The second borrows from how models actually get trained. RLHF (reinforcement learning from human feedback) works by having humans pick the better of two outputs. Generate paired outputs with and without the skill, then have someone with domain expertise pick the better one. Do this across enough examples and you get a signal. Not a perfect one, but a real one.
You don't need a massive sample to learn something useful. Even a modest set of paired comparisons across a few prompt categories can give you an early signal about whether your carefully crafted MDC file is doing anything at all.
A good recent baseline is Evaluating AGENTS.md: Are Repository-Level Context Files Helpful for Coding Agents?. It is a solid place to start if you want concrete methodology, and it also reports a mostly negative impact from LLM-generated AGENTS.md/rule-heavy context files on task success, while increasing cost.
Token cost as a forcing function
Every skill, every MDC rule has a token cost. That cost compounds across every request. If you're adding a lot of context to every call, it should be possible to demonstrate that it produces measurably better outputs than a leaner version, or no extra context at all.
Token count becomes a metric in its own right. Not because cheaper is always better, but because a budget demands justification. Minimum viable context should come from measurement, not gut feel.
That said, not all context earns its place through output quality. A skill that prevents the model from leaking PII or generating insecure defaults might add nothing measurable to a side-by-side comparison and still be worth every token. The eval for that kind of context looks different: it's about harm prevented, not quality gained. Token budgeting isn't purely an efficiency exercise.
Progressive disclosure helps here too. Not every skill needs to be in the window for every request. If the agent pulls in context only when it's relevant, you get the benefit without compounding cost on calls that don't need it. The eval question shifts from "is this skill worth its tokens?" to "is this skill being loaded at the right time?"
Run your eval suite across three versions of a skill: full, half-length, absent. Measure output quality. Plot it against token cost. That can give you an empirical basis for what stays and what gets cut. The curve likely won't be linear; there may be a point where additional context stops helping and starts degrading through context rot.
Why this matters
Skills, MCP, PRDs, and prompt engineering are different ways of packaging the same underlying challenge: managing what context reaches the model.
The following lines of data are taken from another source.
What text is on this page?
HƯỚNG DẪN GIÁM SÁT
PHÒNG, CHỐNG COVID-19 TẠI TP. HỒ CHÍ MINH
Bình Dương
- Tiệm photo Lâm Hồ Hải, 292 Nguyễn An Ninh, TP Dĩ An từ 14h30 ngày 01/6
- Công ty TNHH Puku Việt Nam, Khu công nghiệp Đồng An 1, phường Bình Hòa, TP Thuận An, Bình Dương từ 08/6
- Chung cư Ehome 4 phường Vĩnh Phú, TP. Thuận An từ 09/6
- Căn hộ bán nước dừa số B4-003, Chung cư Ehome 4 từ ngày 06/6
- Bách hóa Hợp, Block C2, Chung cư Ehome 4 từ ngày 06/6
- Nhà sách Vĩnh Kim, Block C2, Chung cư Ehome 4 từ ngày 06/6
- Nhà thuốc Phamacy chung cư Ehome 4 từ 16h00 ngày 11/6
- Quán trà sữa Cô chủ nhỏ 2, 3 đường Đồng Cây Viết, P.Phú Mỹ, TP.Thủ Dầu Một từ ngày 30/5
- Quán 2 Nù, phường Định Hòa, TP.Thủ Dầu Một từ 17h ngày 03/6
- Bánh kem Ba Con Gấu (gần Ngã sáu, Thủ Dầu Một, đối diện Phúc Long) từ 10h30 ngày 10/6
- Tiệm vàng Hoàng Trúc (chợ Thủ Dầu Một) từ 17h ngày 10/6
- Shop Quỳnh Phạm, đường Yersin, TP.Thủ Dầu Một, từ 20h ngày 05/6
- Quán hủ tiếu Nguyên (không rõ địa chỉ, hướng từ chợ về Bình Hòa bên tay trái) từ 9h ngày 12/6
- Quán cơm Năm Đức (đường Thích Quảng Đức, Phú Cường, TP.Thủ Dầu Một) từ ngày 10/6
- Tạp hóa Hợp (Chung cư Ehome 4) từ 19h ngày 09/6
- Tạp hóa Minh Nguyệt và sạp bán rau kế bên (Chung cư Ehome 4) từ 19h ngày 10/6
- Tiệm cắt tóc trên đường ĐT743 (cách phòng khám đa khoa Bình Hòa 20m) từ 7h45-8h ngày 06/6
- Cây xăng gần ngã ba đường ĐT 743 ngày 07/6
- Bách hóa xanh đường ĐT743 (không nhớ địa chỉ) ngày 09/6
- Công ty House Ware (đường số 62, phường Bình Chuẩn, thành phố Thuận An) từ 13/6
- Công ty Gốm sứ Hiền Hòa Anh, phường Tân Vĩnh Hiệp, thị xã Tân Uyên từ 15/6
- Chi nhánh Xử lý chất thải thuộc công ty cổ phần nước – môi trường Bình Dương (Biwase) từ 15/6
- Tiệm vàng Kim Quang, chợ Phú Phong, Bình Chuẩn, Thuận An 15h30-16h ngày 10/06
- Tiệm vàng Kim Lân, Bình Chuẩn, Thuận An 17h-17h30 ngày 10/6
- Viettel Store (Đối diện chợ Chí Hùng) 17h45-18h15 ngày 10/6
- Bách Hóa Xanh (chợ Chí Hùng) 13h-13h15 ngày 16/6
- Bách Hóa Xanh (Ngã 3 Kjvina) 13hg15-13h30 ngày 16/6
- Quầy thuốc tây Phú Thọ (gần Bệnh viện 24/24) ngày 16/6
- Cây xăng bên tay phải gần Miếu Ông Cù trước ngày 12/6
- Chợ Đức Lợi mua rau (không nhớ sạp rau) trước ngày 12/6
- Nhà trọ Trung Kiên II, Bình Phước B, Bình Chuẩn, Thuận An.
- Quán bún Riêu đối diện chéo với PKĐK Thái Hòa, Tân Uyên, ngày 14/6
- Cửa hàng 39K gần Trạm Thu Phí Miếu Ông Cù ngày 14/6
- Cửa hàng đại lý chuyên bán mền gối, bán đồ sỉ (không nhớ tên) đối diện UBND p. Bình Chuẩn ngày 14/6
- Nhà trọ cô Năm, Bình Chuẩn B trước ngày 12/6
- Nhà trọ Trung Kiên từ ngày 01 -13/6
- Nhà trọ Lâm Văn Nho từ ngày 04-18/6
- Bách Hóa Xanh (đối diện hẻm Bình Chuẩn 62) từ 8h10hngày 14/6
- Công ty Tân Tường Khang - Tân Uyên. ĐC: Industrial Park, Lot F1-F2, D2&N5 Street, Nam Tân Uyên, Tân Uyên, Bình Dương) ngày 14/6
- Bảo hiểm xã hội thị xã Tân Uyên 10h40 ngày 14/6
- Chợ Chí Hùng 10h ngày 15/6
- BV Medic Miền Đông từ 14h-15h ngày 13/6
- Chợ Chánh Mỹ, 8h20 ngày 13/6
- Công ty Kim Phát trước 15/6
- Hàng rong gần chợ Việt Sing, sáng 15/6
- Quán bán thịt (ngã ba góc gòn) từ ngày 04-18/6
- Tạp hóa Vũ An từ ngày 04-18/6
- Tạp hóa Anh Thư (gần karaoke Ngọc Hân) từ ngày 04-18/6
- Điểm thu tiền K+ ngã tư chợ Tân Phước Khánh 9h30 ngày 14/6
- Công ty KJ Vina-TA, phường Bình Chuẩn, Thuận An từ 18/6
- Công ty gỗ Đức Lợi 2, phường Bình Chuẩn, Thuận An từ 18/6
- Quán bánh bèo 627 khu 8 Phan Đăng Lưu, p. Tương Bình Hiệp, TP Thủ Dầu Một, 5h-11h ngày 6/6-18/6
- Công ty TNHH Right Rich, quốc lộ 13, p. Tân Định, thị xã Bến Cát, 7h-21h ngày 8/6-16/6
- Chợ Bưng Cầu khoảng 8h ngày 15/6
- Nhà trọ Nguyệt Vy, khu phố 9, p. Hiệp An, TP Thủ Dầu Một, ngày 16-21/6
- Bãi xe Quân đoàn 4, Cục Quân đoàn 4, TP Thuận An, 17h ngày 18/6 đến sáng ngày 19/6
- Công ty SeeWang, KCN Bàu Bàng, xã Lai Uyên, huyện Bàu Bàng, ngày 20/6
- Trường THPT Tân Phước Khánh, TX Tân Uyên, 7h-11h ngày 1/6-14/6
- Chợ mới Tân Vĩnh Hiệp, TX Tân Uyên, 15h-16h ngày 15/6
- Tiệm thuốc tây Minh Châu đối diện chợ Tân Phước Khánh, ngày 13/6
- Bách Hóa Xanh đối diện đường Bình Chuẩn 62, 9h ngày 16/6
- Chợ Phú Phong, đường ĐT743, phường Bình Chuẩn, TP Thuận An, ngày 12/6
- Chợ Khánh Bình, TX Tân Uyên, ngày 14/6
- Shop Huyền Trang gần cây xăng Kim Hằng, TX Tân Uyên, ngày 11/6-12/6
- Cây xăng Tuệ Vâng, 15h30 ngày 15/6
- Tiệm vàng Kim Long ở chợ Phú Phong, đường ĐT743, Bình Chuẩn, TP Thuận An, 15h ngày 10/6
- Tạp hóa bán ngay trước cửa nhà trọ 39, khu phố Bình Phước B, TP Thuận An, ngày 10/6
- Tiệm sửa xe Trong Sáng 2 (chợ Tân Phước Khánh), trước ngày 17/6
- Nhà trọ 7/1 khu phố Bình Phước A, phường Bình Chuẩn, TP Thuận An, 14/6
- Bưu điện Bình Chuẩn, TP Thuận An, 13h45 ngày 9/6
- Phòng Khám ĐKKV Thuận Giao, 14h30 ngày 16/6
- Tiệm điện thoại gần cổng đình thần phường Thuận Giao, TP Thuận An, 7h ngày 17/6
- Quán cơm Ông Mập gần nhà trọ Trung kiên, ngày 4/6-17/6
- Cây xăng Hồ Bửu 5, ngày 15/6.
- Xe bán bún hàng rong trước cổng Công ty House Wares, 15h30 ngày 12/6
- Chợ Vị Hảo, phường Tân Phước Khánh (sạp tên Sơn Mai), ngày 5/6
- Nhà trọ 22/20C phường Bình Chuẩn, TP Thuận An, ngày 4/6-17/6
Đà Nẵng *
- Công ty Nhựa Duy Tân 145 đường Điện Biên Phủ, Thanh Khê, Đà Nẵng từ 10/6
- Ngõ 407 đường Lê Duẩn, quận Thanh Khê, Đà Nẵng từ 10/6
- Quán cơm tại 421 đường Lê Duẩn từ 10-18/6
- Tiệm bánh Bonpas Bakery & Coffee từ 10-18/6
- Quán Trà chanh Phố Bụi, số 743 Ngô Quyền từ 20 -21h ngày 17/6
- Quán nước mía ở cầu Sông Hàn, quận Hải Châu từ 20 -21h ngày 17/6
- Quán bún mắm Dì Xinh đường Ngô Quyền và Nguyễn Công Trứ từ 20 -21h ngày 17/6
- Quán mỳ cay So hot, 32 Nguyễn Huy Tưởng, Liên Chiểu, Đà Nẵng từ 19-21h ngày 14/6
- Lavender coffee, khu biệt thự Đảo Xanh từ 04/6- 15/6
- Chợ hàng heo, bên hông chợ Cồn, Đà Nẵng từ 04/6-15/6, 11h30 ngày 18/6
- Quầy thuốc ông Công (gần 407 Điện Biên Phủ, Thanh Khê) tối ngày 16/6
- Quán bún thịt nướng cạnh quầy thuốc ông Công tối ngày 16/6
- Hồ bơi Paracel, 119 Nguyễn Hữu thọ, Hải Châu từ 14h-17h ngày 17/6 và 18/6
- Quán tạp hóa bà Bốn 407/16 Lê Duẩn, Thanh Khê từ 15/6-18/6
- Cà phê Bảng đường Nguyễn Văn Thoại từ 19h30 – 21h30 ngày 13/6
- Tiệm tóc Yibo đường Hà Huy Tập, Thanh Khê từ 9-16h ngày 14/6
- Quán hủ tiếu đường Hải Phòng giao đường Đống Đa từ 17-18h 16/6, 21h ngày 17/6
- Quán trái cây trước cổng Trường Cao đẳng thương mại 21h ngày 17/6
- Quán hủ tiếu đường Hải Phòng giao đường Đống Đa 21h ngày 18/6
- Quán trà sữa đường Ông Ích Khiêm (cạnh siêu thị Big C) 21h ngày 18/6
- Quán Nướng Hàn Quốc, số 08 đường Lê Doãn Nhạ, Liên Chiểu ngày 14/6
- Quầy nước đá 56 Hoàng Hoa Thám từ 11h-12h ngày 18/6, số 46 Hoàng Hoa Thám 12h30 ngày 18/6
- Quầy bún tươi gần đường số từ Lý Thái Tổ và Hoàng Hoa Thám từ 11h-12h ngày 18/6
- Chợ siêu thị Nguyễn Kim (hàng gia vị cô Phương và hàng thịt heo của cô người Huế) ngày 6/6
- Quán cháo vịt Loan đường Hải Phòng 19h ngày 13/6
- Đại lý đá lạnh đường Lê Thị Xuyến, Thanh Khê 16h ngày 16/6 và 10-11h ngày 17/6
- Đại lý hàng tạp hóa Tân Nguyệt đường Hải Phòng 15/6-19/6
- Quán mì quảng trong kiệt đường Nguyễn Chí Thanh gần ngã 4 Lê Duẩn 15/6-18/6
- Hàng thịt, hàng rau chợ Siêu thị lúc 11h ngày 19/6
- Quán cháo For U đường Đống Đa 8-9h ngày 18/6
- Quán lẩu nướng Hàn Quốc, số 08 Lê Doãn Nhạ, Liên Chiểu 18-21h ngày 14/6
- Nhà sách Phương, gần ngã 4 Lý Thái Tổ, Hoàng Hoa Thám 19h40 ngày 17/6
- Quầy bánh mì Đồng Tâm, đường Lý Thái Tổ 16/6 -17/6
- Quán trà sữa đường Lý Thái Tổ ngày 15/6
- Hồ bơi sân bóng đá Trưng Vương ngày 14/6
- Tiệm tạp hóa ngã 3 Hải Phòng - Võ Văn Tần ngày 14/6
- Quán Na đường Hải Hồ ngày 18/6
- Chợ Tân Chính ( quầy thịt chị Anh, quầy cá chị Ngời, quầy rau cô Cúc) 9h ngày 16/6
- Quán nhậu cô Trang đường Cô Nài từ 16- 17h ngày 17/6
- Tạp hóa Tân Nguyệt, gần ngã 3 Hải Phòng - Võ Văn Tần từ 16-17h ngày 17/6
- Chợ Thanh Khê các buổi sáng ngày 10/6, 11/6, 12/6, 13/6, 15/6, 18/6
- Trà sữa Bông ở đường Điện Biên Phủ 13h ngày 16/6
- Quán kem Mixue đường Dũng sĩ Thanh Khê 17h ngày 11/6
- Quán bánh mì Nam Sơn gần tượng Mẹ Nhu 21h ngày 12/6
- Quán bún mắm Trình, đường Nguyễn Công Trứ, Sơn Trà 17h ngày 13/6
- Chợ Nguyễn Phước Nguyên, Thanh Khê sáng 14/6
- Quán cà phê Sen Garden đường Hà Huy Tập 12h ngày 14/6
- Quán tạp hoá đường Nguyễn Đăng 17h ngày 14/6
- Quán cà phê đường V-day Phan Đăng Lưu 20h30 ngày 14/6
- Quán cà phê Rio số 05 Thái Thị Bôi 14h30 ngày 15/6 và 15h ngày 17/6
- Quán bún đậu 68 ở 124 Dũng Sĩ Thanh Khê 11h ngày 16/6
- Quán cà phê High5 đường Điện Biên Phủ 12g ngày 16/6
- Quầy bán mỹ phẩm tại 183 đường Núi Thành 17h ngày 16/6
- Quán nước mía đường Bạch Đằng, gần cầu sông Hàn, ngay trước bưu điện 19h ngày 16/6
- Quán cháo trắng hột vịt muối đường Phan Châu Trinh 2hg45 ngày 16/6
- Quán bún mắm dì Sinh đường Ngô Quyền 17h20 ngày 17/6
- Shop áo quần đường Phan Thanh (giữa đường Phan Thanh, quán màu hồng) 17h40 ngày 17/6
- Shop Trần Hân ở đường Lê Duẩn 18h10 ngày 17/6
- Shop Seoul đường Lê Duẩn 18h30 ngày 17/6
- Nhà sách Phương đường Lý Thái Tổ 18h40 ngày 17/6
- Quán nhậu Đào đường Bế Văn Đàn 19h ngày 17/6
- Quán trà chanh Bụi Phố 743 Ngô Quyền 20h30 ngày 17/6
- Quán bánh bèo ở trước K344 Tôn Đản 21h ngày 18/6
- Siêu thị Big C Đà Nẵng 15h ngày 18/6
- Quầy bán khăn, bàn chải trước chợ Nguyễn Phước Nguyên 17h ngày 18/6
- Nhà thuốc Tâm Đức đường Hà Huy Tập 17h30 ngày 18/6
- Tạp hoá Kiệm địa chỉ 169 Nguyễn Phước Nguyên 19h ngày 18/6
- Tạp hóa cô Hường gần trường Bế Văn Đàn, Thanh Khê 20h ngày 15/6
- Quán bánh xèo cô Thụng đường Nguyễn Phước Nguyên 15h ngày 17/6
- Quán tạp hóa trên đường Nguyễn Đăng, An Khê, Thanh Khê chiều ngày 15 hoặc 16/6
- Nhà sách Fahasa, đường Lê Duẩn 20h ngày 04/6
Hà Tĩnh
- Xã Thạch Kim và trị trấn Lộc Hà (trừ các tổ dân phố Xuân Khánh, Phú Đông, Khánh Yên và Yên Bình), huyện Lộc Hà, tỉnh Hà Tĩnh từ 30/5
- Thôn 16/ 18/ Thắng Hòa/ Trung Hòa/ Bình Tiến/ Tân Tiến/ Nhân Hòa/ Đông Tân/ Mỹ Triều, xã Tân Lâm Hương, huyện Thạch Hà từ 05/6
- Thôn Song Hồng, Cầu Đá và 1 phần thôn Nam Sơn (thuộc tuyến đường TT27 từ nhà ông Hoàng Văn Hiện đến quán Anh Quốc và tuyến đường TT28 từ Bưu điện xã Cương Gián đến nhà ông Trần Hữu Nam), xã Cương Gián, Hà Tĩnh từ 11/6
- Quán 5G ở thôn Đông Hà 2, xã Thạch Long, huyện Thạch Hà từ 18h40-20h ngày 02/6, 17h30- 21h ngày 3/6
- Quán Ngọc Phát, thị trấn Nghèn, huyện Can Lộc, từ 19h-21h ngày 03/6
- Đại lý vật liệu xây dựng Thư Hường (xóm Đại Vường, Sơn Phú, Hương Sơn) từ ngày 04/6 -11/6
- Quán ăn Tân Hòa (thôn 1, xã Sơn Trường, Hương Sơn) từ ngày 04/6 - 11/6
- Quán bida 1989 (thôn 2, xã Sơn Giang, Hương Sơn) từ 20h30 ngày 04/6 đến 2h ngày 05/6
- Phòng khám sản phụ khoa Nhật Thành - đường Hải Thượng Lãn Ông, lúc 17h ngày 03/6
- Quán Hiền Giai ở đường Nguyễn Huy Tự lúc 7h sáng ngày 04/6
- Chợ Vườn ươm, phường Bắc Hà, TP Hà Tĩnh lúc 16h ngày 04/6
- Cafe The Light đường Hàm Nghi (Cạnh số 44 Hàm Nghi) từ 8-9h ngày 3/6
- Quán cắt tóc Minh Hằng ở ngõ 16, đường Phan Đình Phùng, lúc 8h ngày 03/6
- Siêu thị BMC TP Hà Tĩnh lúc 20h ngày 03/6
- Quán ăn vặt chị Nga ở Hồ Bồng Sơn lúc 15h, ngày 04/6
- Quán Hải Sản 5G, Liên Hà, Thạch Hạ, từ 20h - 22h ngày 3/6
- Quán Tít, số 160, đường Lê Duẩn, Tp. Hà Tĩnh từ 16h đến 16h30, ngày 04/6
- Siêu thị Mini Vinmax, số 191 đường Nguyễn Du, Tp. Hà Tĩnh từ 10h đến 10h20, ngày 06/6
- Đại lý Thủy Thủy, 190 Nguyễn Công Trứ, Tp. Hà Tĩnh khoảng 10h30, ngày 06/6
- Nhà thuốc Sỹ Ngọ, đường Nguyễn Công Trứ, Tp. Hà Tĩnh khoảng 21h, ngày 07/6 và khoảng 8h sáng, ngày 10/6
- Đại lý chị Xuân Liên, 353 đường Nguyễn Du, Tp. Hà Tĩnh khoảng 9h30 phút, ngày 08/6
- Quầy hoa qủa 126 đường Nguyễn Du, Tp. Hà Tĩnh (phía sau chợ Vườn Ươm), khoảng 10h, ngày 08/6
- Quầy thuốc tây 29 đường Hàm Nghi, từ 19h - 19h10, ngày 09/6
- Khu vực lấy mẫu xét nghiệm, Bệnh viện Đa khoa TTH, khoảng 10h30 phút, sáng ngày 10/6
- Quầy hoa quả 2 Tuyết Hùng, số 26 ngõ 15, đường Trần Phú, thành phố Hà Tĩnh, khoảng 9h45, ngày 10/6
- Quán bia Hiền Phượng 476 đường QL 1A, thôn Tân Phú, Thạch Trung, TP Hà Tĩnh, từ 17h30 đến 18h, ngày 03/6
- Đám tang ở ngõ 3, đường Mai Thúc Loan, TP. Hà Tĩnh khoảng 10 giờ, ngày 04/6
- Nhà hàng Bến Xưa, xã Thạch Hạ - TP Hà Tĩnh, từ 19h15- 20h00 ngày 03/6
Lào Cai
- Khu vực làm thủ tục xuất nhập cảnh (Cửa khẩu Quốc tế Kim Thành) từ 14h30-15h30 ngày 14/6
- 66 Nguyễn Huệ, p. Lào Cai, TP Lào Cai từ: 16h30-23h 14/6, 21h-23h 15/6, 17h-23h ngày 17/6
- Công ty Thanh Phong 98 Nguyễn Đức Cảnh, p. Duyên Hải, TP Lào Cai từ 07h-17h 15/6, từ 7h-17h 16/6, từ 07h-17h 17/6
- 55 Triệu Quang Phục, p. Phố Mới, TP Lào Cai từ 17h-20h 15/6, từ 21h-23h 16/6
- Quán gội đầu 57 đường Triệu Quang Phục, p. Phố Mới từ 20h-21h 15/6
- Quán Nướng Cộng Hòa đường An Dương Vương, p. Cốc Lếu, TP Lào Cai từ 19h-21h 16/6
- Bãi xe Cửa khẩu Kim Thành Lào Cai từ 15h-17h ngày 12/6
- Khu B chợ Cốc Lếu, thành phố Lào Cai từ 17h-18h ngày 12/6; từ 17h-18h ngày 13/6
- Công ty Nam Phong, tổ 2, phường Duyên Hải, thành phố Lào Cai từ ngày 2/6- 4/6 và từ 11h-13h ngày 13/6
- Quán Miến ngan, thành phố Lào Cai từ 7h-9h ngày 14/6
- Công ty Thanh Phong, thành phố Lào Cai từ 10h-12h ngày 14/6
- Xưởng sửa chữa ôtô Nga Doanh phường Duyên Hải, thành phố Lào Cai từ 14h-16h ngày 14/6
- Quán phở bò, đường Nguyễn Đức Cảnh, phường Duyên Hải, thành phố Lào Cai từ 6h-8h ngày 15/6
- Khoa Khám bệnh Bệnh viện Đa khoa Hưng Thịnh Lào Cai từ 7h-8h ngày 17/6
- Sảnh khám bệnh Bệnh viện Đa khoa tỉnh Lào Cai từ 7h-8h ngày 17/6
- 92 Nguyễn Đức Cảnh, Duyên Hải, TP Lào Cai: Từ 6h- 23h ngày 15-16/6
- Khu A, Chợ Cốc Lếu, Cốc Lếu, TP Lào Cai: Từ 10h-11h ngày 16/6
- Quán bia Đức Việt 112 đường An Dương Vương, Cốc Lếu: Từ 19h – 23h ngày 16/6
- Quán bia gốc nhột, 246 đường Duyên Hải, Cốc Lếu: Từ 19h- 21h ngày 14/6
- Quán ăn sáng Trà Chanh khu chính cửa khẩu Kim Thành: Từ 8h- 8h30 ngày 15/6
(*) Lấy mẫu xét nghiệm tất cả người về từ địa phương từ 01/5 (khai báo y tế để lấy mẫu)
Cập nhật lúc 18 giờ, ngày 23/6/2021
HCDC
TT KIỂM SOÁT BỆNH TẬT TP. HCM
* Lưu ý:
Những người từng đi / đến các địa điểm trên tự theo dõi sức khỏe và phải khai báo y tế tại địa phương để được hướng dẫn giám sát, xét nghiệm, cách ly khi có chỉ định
The packaging changes but the need to measure effectiveness doesn't.
If you have evals in place, the churn can become much more manageable. New approach drops? Port your test prompts, run your comparisons, see if it actually improves outputs for your case. Without evals, each new approach can turn into another round of hope-based adoption.
Non-determinism is real, but it's not a reason to give up on measurement. It's a reason to measure statistically rather than anecdotally. A skill that appears to improve output quality across a representative prompt set is useful, and you can quantify how useful. A skill that you feel helps sometimes is a spell.
Hope-based development is risky. The answer isn't to abandon context management. It's to treat context instructions with the same testing discipline we apply to everything else. Write the eval. Run the comparison. Measure the tokens. Keep what earns its place.